Investigated the association between family functioning and conflict and their links with mood disorder in parents and with children's risk for bipolar disorder. Participants were 272 families with a child between the ages of 5-17 years. Parents' history of psychiatric diagnoses and children's current diagnoses were obtained via semi-structured interviews. Parent report on the Family Assessment Device and the Conflict Behavior Questionnaire measured family functioning and conflict, respectively. Results revealed a small but significant indirect pathway from parental diagnosis of mood disorder to child bipolar disorder through impaired family functioning, via increased family conflict. Parental mood disorders were also significantly related to other negative outcomes in children, including unipolar depression and oppositional defiant disorder. Associations between parent diagnoses and family functioning changed depending on youth age, but not youth sex.     

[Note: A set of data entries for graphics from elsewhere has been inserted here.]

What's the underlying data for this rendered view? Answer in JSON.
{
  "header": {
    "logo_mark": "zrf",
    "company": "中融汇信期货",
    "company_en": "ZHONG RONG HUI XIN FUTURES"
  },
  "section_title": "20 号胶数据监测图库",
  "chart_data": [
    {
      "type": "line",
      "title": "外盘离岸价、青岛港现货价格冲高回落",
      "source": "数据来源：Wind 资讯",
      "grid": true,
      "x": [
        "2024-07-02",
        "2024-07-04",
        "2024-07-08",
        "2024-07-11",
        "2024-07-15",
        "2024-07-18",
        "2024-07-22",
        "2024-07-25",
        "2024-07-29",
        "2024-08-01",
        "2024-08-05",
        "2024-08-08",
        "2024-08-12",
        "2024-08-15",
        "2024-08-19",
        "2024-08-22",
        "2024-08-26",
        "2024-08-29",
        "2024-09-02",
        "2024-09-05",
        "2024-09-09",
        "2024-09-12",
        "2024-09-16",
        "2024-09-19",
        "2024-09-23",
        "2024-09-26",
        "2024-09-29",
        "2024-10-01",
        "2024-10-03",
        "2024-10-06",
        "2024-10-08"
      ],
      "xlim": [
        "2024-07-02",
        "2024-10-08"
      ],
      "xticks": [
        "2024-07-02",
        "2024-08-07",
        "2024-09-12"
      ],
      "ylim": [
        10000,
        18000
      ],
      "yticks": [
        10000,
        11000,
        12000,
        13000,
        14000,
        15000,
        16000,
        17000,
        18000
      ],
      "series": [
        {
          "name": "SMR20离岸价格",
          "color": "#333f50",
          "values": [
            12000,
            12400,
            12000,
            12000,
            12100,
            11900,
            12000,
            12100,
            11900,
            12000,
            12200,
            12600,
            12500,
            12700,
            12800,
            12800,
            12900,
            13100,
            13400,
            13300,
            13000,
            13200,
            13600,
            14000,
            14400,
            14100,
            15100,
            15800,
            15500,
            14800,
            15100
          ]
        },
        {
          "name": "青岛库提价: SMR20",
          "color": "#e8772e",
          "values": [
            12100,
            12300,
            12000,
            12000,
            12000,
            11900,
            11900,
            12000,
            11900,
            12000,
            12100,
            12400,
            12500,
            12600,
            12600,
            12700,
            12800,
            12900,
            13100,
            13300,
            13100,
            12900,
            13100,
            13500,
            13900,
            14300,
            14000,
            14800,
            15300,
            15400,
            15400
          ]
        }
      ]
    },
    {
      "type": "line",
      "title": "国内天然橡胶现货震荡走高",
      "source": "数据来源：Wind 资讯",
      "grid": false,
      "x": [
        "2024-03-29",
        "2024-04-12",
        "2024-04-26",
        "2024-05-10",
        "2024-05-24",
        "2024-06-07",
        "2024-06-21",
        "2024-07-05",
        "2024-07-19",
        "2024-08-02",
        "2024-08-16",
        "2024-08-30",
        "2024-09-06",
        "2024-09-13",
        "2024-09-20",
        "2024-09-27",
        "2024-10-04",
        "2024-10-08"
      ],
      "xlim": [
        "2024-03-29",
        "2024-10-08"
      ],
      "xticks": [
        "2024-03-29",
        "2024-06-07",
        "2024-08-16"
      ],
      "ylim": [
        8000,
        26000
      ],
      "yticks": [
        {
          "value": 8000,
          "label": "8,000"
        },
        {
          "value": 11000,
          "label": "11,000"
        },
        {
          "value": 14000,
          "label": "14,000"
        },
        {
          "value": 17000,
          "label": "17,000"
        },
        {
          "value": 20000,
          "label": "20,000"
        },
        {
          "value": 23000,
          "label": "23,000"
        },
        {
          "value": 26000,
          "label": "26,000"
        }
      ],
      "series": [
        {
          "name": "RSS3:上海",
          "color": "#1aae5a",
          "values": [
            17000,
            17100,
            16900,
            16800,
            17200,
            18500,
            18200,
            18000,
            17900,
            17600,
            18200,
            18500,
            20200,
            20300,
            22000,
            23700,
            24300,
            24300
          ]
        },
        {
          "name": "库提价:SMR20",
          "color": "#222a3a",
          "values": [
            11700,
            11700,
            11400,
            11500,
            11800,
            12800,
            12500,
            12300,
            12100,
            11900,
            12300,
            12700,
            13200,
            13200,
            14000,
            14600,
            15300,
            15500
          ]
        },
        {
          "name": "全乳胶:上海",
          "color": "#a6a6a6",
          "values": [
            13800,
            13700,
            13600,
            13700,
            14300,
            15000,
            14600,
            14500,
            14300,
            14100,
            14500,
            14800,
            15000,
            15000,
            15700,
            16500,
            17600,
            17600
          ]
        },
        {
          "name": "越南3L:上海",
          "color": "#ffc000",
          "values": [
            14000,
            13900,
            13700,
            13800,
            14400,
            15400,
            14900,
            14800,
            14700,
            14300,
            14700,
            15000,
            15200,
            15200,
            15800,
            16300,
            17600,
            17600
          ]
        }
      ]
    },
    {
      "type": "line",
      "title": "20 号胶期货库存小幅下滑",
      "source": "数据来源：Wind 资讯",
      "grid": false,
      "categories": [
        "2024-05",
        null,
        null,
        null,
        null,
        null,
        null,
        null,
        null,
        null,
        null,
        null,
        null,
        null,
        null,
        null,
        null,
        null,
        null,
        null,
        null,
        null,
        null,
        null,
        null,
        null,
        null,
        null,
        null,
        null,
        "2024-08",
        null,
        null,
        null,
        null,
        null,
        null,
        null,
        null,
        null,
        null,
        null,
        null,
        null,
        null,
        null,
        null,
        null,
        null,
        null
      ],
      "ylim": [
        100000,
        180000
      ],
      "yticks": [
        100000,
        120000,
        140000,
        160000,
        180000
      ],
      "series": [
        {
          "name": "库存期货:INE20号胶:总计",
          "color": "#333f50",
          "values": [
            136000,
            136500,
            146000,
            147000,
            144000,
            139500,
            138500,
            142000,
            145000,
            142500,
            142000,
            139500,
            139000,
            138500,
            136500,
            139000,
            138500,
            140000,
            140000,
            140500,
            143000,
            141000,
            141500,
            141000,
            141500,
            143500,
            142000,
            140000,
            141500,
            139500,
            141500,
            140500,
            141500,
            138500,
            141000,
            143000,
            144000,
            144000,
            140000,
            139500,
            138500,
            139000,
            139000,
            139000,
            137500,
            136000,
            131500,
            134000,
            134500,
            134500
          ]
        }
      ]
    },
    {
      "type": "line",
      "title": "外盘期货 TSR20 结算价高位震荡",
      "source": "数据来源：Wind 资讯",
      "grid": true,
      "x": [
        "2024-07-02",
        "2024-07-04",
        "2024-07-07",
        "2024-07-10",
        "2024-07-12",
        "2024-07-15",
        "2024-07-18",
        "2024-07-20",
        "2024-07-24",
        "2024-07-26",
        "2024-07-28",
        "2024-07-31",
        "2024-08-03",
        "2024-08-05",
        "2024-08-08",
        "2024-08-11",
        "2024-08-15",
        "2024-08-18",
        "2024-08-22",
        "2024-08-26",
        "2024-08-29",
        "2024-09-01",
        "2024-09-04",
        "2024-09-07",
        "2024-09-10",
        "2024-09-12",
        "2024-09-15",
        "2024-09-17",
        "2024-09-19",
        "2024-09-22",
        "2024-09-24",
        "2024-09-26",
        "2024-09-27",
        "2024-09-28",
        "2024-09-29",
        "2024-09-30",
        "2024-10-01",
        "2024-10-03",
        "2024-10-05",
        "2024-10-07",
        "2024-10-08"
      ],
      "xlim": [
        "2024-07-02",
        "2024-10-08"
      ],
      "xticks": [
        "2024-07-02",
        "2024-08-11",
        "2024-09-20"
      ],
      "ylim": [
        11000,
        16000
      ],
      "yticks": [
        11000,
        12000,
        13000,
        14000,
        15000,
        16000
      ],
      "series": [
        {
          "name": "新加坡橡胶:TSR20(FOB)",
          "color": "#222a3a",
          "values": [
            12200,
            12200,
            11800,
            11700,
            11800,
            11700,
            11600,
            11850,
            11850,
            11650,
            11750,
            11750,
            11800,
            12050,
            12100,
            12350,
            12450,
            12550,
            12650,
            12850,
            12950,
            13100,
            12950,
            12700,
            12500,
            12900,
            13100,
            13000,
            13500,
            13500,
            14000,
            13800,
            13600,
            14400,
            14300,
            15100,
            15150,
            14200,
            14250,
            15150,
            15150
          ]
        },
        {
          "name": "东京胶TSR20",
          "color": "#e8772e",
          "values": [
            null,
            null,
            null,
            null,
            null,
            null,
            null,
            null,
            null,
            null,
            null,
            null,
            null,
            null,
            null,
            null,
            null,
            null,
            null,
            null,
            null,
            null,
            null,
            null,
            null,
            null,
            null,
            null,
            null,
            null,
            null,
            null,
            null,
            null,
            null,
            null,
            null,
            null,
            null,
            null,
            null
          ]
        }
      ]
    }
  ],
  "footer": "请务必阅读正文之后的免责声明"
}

Comparing the CASI-4R and the PGBI-10 M for Differentiating Bipolar Spectrum Disorders from Other Outpatient Diagnoses in Youth

We compared 2 rating scales with different manic symptom items on diagnostic accuracy for detecting pediatric bipolar spectrum disorder (BPSDs) in outpatient mental health clinics. Participants were 681 parents/guardians of eligible children (465 male, mean age = 9.34) who completed the Parent General Behavior Inventory-10-item Mania (PGBI-10 M) and mania subscale of the Child and Adolescent Symptom Inventory-Revised (CASI-4R). Diagnoses were based on KSADS interviews with parent and youth. Receiver operating characteristic (ROC) analyses and diagnostic likelihood ratios (DLRs) determined discriminative validity and provided clinical utility, respectively. Logistic regressions tested for incremental validity in the CASI-4R mania subscale and PGBI-10 M in predicting youth BPSD status above and beyond demographic and common diagnostic comorbidities. Both CASI-4R and PGBI-10 M scales significantly distinguished BPSD (N = 160) from other disorders (CASI-4R: Area under curve (AUC) = .80, p < 0.0005; PGBI-10 M: AUC = 0.79, p < 0.0005) even though scale items differed. Both scales performed equally well in differentiating BPSDs (Venkatraman test p > 0.05). Diagnostic likelihood ratios indicated low scores on either scale (CASI: 0–5; PGBI-10 M: 0–6) cut BPSD odds to 1/5 of those with high scores (CASI DLR- = 0.17; PGBI-10 M DLR- = 0.18). High scores on either scale (CASI: 14+; PGBI-10 M: 20+) increased BPSD odds about fourfold (CASI DLR+ = 4.53; PGBI-10 M DLR+ = 3.97). Logistic regressions indicated the CASI-4R mania subscale and PGBI-10 M each provided incremental validity in predicting youth BPSD status. The CASI-4R is at least as valid as the PGBI-10 M to help identify BPSDs, and can be considered as part of an assessment battery to screen for pediatric BPSDs.